He is, quite simply, the greatest basketball coach ever. The numbers speak for themselves: 10 NCAA championships in 12 years, including seven straight national championships, 38 straight tournament wins and 88 straight wins overall. You don’t build a record like that without being a great leader and without being able to mold and shape raw talent into cohesive teams that make winning a part of their very existence. A day after his 95th birthday, UCLA’s head basketball coach emeritus brought his leadership lessons to UCLA’s Alumni Weekend Conference, where he shared his thoughts on team spirit, teaching and — most important to him — poetry, during a conversation with author Steve Jamison and a group of business school graduates.

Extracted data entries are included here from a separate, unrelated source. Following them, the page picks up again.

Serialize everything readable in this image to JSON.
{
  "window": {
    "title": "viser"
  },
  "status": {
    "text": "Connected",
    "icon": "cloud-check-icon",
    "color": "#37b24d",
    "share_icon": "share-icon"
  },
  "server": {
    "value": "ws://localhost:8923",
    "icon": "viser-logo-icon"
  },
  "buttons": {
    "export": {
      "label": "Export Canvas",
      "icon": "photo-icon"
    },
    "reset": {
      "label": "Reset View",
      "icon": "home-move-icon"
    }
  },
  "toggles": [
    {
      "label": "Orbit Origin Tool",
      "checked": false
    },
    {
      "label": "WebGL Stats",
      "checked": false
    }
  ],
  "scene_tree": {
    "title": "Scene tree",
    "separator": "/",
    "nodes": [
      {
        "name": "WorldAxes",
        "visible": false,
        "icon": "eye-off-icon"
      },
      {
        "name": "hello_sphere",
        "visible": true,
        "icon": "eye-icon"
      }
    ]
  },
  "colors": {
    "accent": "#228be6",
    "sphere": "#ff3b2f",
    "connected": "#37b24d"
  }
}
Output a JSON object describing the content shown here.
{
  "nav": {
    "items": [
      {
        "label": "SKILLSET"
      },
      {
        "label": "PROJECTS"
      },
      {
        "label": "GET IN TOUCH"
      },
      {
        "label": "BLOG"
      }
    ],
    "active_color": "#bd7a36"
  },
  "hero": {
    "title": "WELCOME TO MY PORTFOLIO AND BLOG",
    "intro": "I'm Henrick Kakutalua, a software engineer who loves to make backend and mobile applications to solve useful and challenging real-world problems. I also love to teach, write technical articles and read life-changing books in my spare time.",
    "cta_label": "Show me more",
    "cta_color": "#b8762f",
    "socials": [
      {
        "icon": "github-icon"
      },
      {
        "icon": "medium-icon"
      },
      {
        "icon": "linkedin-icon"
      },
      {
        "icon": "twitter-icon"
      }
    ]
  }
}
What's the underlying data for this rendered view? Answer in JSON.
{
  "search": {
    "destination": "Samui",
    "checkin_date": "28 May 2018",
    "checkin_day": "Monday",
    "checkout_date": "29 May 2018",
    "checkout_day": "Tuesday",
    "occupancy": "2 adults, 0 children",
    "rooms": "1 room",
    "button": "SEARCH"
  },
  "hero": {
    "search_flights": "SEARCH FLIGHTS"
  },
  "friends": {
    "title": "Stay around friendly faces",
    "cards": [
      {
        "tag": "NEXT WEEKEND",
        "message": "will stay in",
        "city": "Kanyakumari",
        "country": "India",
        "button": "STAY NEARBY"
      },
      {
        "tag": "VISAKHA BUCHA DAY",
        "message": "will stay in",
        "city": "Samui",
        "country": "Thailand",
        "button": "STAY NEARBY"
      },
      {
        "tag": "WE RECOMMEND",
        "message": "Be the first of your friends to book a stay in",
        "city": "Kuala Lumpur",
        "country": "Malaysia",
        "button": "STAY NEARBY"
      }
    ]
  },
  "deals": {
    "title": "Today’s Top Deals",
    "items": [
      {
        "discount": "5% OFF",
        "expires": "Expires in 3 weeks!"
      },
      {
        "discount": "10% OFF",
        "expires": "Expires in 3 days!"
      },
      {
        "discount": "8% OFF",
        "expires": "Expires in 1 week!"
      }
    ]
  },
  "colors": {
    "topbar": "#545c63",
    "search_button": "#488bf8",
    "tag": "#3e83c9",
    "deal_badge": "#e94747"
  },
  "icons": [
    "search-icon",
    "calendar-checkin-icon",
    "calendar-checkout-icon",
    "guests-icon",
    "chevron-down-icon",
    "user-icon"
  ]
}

I don’t like to give advice. I’ll give opinions.
You’ve got to get across to each individual that what we are interested in is what is going to work for all. You have to think for the group and not just of yourself.
I once heard team spirit defined as a willingness to lose oneself in the group for the good of the group. I used that for a spell, but it wasn’t quite what I wanted somehow. Eventually, I decided that I would eliminate the word “willingness” and institute “eagerness” — an eagerness to lose one’s self in the group for the good of the group.
[A leader] is just part of the group. You have to be firm but not stubborn. Stubbornness we deprecate, firmness we condone. The former is my neighbor’s trait; the latter is my own.
We’re all different. The good Lord in his wisdom didn’t create us the same. Some players, for example, I had to pat on the back constantly, and there are others I had to pat a little lower and a little harder. You can’t treat everybody alike. You have to try to give everyone the treatment they earn and deserve under your supervision.